One of the basic techniques to achieve fault tolerance is the cold standby approach. The system consists of an active primary site and a set of passive backup sites, which store the list of operations performed by the primary site and periodically store checkpoints of its state. This paper presents an analytic model to describe the behavior of certain types of cold standby systems; the goal is to study the effect of a fault-tolerance technique on the response time of the system. The method is based on the machine repairman model. The model is used to analyze how the average response time is affected by different repair techniques, by the frequency of checkpointing, and by the degree of replication. The results give some insight into the circumstances under which replication and checkpointing really improve the average response time (not too often, according to this model).

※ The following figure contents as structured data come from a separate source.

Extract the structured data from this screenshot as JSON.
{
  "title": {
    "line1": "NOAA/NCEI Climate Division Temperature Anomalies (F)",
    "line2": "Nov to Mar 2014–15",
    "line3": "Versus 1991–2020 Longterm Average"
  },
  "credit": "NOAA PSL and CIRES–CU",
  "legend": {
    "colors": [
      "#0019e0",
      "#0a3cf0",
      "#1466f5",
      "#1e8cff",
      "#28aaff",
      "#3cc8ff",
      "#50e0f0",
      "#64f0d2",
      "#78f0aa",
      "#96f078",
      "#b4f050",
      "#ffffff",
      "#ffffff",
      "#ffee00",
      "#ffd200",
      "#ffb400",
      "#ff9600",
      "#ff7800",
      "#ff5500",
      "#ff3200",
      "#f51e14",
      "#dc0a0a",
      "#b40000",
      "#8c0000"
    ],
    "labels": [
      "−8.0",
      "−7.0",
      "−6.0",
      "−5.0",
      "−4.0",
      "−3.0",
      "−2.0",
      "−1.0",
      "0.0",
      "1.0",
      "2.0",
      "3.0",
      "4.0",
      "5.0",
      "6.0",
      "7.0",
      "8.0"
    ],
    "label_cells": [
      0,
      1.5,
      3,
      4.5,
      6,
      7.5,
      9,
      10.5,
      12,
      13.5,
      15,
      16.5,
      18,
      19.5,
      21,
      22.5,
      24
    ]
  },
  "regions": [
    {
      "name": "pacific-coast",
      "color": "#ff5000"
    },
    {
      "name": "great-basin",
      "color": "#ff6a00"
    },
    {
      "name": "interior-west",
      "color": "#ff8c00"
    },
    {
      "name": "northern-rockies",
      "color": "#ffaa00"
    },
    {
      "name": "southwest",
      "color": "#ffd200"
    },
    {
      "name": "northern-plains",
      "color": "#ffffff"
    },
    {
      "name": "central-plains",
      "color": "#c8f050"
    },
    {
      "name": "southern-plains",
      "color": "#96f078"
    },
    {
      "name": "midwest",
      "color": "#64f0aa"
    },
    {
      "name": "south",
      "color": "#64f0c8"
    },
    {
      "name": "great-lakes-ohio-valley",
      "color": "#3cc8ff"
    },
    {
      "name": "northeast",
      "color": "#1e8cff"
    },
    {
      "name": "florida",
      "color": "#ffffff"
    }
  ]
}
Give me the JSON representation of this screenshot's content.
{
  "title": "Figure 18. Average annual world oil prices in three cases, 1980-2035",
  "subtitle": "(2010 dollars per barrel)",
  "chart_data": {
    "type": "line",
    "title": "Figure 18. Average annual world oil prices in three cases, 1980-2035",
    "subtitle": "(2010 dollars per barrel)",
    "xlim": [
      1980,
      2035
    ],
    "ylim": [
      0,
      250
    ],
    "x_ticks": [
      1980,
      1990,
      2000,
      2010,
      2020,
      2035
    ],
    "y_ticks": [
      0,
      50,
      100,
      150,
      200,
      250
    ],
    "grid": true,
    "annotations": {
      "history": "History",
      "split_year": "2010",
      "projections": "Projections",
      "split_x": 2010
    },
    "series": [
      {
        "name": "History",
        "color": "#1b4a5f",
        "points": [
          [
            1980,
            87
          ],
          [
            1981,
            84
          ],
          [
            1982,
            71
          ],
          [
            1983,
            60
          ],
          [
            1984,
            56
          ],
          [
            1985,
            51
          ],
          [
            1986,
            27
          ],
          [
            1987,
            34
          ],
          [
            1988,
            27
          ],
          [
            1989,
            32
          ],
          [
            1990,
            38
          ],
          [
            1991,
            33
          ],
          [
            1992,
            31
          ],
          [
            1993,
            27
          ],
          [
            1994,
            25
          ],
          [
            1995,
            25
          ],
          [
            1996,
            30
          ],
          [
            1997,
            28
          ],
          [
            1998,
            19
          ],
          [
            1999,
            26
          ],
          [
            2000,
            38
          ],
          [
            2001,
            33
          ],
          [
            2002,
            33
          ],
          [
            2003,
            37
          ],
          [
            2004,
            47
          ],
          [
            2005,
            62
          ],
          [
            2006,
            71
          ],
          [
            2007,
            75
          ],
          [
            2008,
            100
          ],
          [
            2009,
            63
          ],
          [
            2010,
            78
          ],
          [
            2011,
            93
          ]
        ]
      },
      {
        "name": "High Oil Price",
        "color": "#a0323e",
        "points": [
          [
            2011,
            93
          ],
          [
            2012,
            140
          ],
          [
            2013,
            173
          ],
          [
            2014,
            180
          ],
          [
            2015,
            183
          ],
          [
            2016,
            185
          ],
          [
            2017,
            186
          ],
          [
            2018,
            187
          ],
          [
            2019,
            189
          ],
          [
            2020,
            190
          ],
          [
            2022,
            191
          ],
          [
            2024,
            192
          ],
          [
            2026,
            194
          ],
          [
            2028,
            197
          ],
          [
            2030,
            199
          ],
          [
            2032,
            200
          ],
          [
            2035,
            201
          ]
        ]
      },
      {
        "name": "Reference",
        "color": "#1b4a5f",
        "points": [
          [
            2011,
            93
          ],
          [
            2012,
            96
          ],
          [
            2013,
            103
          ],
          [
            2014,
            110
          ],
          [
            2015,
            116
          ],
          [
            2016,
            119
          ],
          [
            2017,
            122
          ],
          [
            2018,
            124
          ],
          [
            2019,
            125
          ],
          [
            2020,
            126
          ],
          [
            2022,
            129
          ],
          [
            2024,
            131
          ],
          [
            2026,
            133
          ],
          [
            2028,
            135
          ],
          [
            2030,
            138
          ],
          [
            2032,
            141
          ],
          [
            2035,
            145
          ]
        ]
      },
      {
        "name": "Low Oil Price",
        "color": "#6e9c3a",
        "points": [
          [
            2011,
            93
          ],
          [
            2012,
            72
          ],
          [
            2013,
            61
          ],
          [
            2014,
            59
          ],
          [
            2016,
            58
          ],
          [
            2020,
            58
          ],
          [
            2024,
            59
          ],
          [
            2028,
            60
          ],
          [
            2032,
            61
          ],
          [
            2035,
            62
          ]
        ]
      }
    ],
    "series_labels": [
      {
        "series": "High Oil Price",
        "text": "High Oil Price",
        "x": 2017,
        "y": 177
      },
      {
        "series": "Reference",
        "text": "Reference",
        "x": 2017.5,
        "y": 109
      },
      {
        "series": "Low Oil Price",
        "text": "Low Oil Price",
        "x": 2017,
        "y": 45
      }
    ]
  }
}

I have a minor remark concerning the performance metrics. In a situation like this, involving long intervals (days, weeks, or years) with short response times (less than a second), and short intervals (hours) with long response times (hours), the average response time contains little information of any relevance; it would be far better to stress the effects of the various techniques on the length of intervals between failures, on the repair times, and on the average response times during the normal operation (which includes the checkpointing overhead). To be fair, these metrics are also contained in the paper, but only as intermediate results.
The paper is easy to read for anyone with some basic knowledge of stochastics. Some of the remarks and discussions are trivial, but they probably help readers who are not familiar with the topic. The validity of the results is treated rather superficially.